Gönüllerin Serdarı, Şehit Süleymani - 1
(last modified Sat, 11 Jan 2020 04:13:27 GMT )
Ocak 11, 2020 06:13 Europe/Istanbul

İran tarihi mitolojiler ve kahramanlarla doludur ve bu mitolojiler ve kahramanlar sadece İran’ın efsaneleri veya kitaplarında anlatılan şahsiyetlerle sınırlı olmadığı hemen belirtilmelidir.

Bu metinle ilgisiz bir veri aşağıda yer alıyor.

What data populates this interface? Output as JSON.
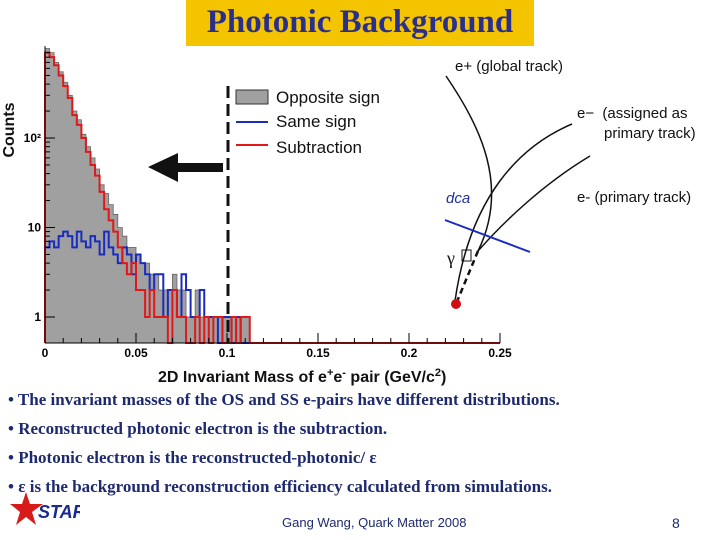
{
  "slide": {
    "title": "Photonic Background",
    "bullets": [
      "• The invariant masses of the OS and SS e-pairs have different distributions.",
      "• Reconstructed photonic electron is the subtraction.",
      "• Photonic electron is the reconstructed-photonic/ ε",
      "• ε is the background reconstruction efficiency calculated from simulations."
    ],
    "footer_author": "Gang Wang, Quark Matter 2008",
    "page_number": "8",
    "logo_text": "STAR"
  },
  "chart_data": {
    "type": "histogram",
    "xlabel": "2D Invariant Mass of e+e- pair (GeV/c2)",
    "ylabel": "Counts",
    "xlim": [
      0,
      0.25
    ],
    "yscale": "log",
    "y_ticks": [
      "1",
      "10",
      "10²"
    ],
    "x_ticks": [
      "0",
      "0.05",
      "0.1",
      "0.15",
      "0.2",
      "0.25"
    ],
    "legend": [
      "Opposite sign",
      "Same sign",
      "Subtraction"
    ],
    "cut_value": 0.1,
    "colors": {
      "opposite": "#a0a0a0",
      "same": "#1a2cbf",
      "subtraction": "#e01818"
    },
    "bin_width": 0.0025,
    "series": [
      {
        "name": "Opposite sign",
        "values": [
          1000,
          900,
          700,
          550,
          420,
          300,
          200,
          160,
          110,
          80,
          60,
          45,
          30,
          24,
          18,
          14,
          10,
          8,
          6,
          6,
          5,
          4,
          4,
          3,
          3,
          2,
          2,
          2,
          3,
          2,
          2,
          1,
          1,
          2,
          1,
          1,
          1,
          1,
          1,
          1,
          1,
          1,
          1,
          1,
          1,
          0,
          0,
          0,
          0,
          0,
          0,
          0,
          0,
          0,
          0,
          0,
          0,
          0,
          0,
          0,
          0,
          0,
          0,
          0,
          0,
          0,
          0,
          0,
          0,
          0,
          0,
          0,
          0,
          0,
          0,
          0,
          0,
          0,
          0,
          0,
          0,
          0,
          0,
          0,
          0,
          0,
          0,
          0,
          0,
          0,
          0,
          0,
          0,
          0,
          0,
          0,
          0,
          0,
          0,
          0
        ]
      },
      {
        "name": "Same sign",
        "values": [
          6,
          7,
          6,
          8,
          9,
          8,
          6,
          9,
          7,
          6,
          8,
          7,
          5,
          9,
          6,
          5,
          4,
          6,
          5,
          3,
          5,
          4,
          3,
          2,
          3,
          3,
          1,
          2,
          2,
          1,
          3,
          2,
          1,
          1,
          2,
          1,
          1,
          1,
          0,
          1,
          1,
          0,
          1,
          0,
          0,
          0,
          0,
          0,
          0,
          0,
          0,
          0,
          0,
          0,
          0,
          0,
          0,
          0,
          0,
          0,
          0,
          0,
          0,
          0,
          0,
          0,
          0,
          0,
          0,
          0,
          0,
          0,
          0,
          0,
          0,
          0,
          0,
          0,
          0,
          0,
          0,
          0,
          0,
          0,
          0,
          0,
          0,
          0,
          0,
          0,
          0,
          0,
          0,
          0,
          0,
          0,
          0,
          0,
          0,
          0
        ]
      },
      {
        "name": "Subtraction",
        "values": [
          900,
          800,
          650,
          500,
          380,
          280,
          180,
          140,
          100,
          70,
          50,
          38,
          25,
          16,
          12,
          9,
          6,
          4,
          3,
          4,
          2,
          2,
          1,
          2,
          1,
          1,
          1,
          0,
          2,
          1,
          1,
          0,
          0,
          1,
          0,
          1,
          0,
          1,
          1,
          0,
          0,
          1,
          0,
          1,
          1,
          0,
          0,
          0,
          0,
          0,
          0,
          0,
          0,
          0,
          0,
          0,
          0,
          0,
          0,
          0,
          0,
          0,
          0,
          0,
          0,
          0,
          0,
          0,
          0,
          0,
          0,
          0,
          0,
          0,
          0,
          0,
          0,
          0,
          0,
          0,
          0,
          0,
          0,
          0,
          0,
          0,
          0,
          0,
          0,
          0,
          0,
          0,
          0,
          0,
          0,
          0,
          0,
          0,
          0,
          0
        ]
      }
    ]
  },
  "diagram": {
    "e_plus_label": "e+ (global track)",
    "e_minus_assigned_label": "e- (assigned as primary track)",
    "e_minus_primary_label": "e- (primary track)",
    "dca_label": "dca",
    "gamma_label": "γ"
  }
}
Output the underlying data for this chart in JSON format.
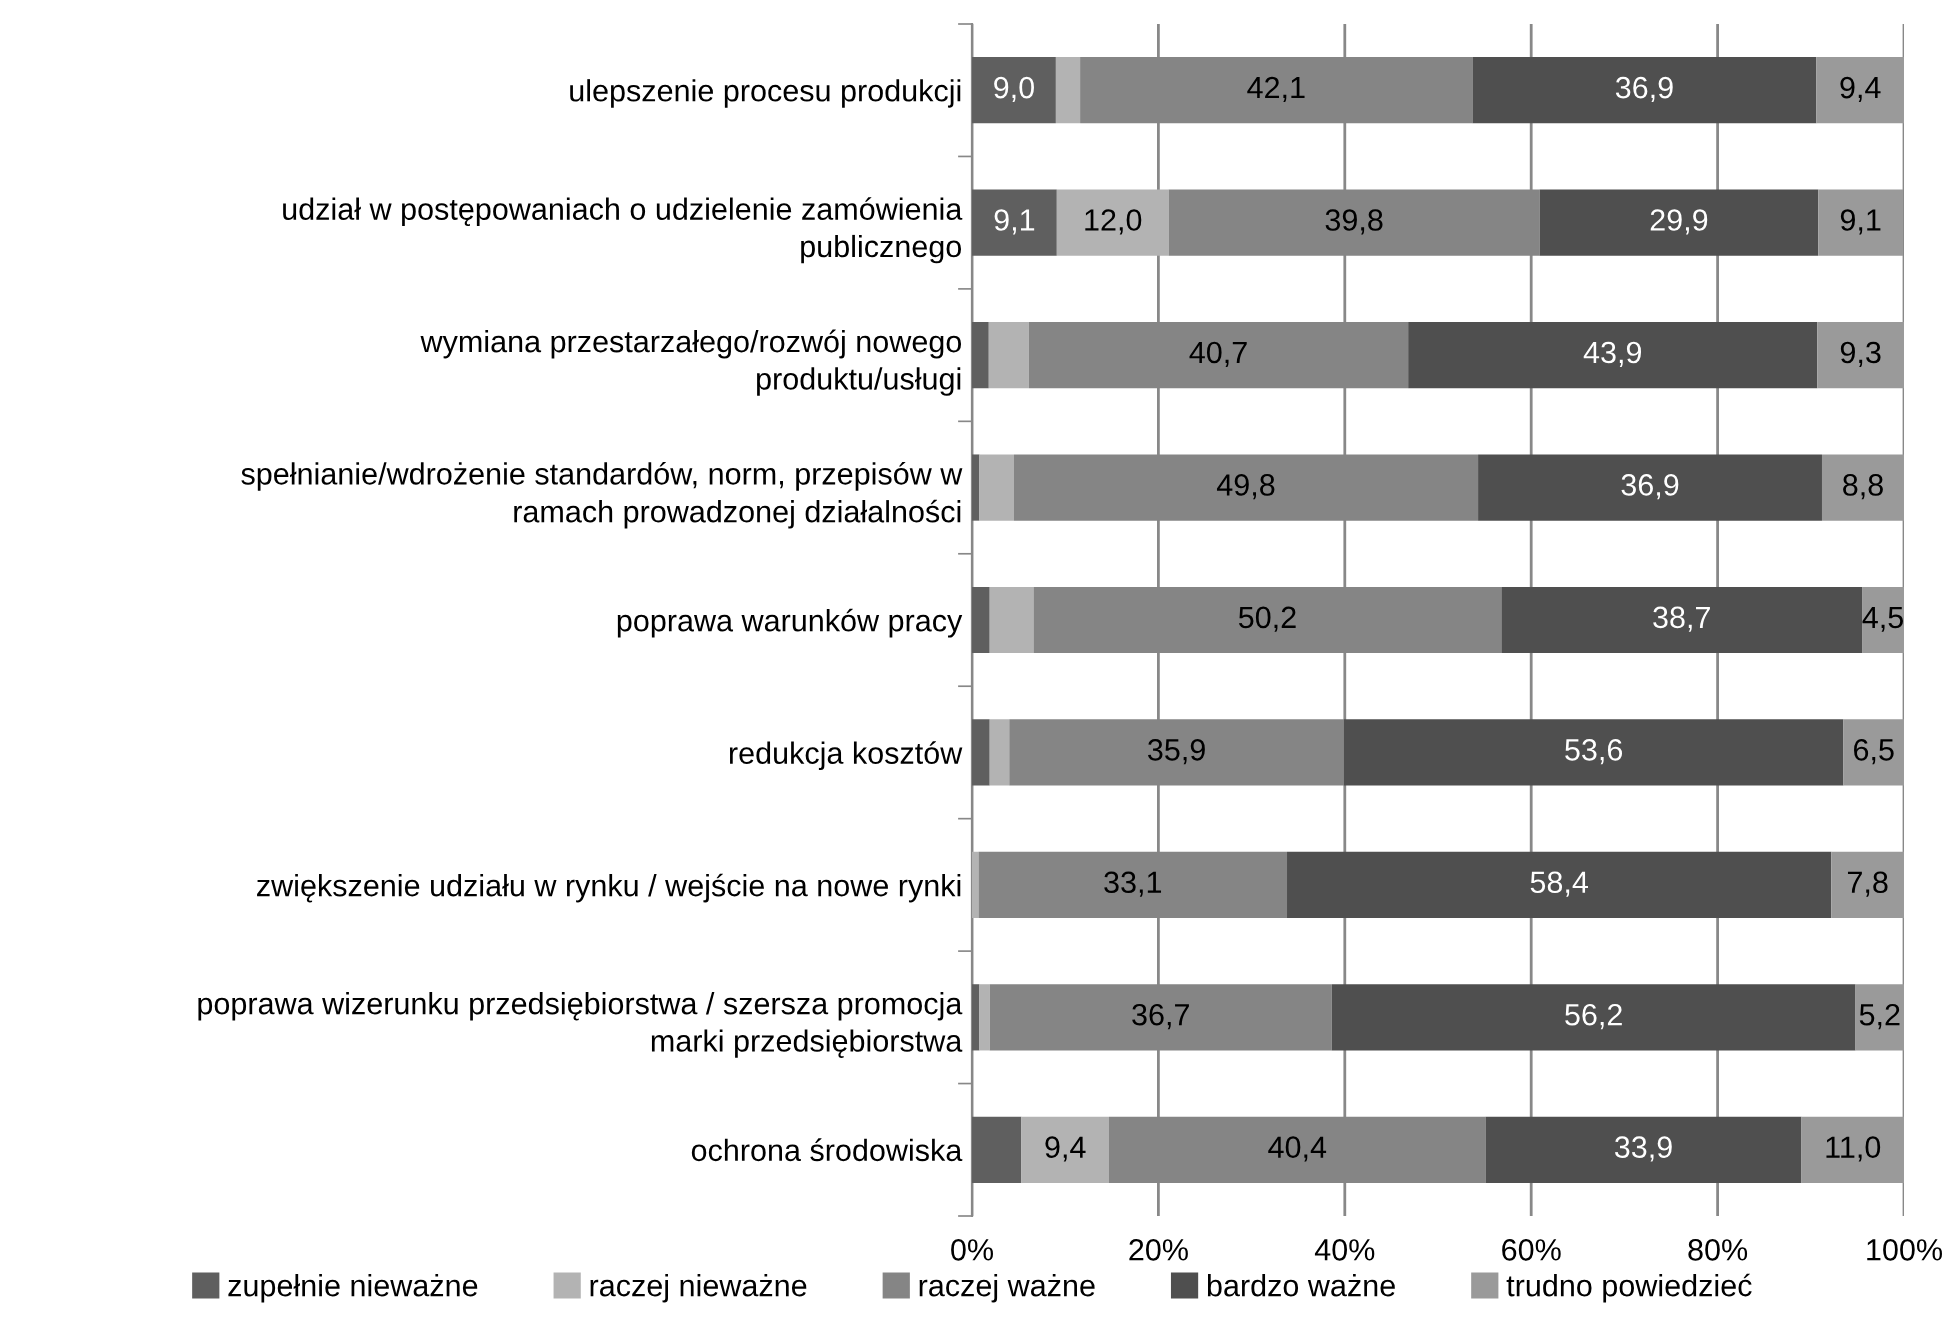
{
  "chart_data": {
    "type": "bar",
    "orientation": "horizontal",
    "stacked": true,
    "categories": [
      "ulepszenie procesu produkcji",
      "udział w postępowaniach o udzielenie zamówienia\npublicznego",
      "wymiana przestarzałego/rozwój nowego\nproduktu/usługi",
      "spełnianie/wdrożenie standardów, norm, przepisów w\nramach prowadzonej działalności",
      "poprawa warunków pracy",
      "redukcja kosztów",
      "zwiększenie udziału w rynku / wejście na nowe rynki",
      "poprawa wizerunku przedsiębiorstwa / szersza promocja\nmarki przedsiębiorstwa",
      "ochrona środowiska"
    ],
    "series": [
      {
        "name": "zupełnie nieważne",
        "color": "#5f5f5f",
        "values": [
          9.0,
          9.1,
          1.8,
          0.8,
          1.9,
          1.9,
          0.0,
          0.8,
          5.3
        ],
        "value_labels": [
          "9,0",
          "9,1",
          null,
          null,
          null,
          null,
          null,
          null,
          null
        ]
      },
      {
        "name": "raczej nieważne",
        "color": "#b3b3b3",
        "values": [
          2.6,
          12.0,
          4.3,
          3.7,
          4.7,
          2.1,
          0.7,
          1.1,
          9.4
        ],
        "value_labels": [
          null,
          "12,0",
          null,
          null,
          null,
          null,
          null,
          null,
          "9,4"
        ]
      },
      {
        "name": "raczej ważne",
        "color": "#858585",
        "values": [
          42.1,
          39.8,
          40.7,
          49.8,
          50.2,
          35.9,
          33.1,
          36.7,
          40.4
        ],
        "value_labels": [
          "42,1",
          "39,8",
          "40,7",
          "49,8",
          "50,2",
          "35,9",
          "33,1",
          "36,7",
          "40,4"
        ]
      },
      {
        "name": "bardzo ważne",
        "color": "#4f4f4f",
        "values": [
          36.9,
          29.9,
          43.9,
          36.9,
          38.7,
          53.6,
          58.4,
          56.2,
          33.9
        ],
        "value_labels": [
          "36,9",
          "29,9",
          "43,9",
          "36,9",
          "38,7",
          "53,6",
          "58,4",
          "56,2",
          "33,9"
        ]
      },
      {
        "name": "trudno powiedzieć",
        "color": "#9a9a9a",
        "values": [
          9.4,
          9.1,
          9.3,
          8.8,
          4.5,
          6.5,
          7.8,
          5.2,
          11.0
        ],
        "value_labels": [
          "9,4",
          "9,1",
          "9,3",
          "8,8",
          "4,5",
          "6,5",
          "7,8",
          "5,2",
          "11,0"
        ]
      }
    ],
    "xlim": [
      0,
      100
    ],
    "xticks": [
      {
        "value": 0,
        "label": "0%"
      },
      {
        "value": 20,
        "label": "20%"
      },
      {
        "value": 40,
        "label": "40%"
      },
      {
        "value": 60,
        "label": "60%"
      },
      {
        "value": 80,
        "label": "80%"
      },
      {
        "value": 100,
        "label": "100%"
      }
    ],
    "grid": "x",
    "legend": "bottom"
  }
}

Despot Pehlevi rejiminin kurucusu ve oğlunun dikta döneminde İslam inkılabı zafere kavuştuğu güne kadar süren mücadele yılları ve daha sonra Saddam rejiminin dayattığı sekiz yıllık savaş yıllarında yad ve anıları İran milletinin hafızasından asla silinmeyecek kadınlar ve erkekler ortaya çıktı. Bu insanların her biri kişilik ve sosyal yaşamları bakımından birer gerçek mitolojiydi.

Bugün biz de zulüm ve adaletsizlikle mücadeleyi yaşamlarında temel edinen ve hak ve İslami değerlerin uğruna tertemiz kanları akıtılan bu büyük insanları saygı ile anıyoruz.

Aslında hak yolunu izleyen insanların sürekli batıl yandaşları onların yolunda bazı engeller çıkarmaları bir nevi ilahi sünnet sayılır. Nitekim yaratılışın ta başından itibaren hak taleplik ve zulüm ve cahillik ve hurafe ile mücadele eden ilahi peygamberler her daim bir dizi tehlikelerle karşı karşıya gelmiş ve bir çoğu da zalimlerce şehit edilmiştir.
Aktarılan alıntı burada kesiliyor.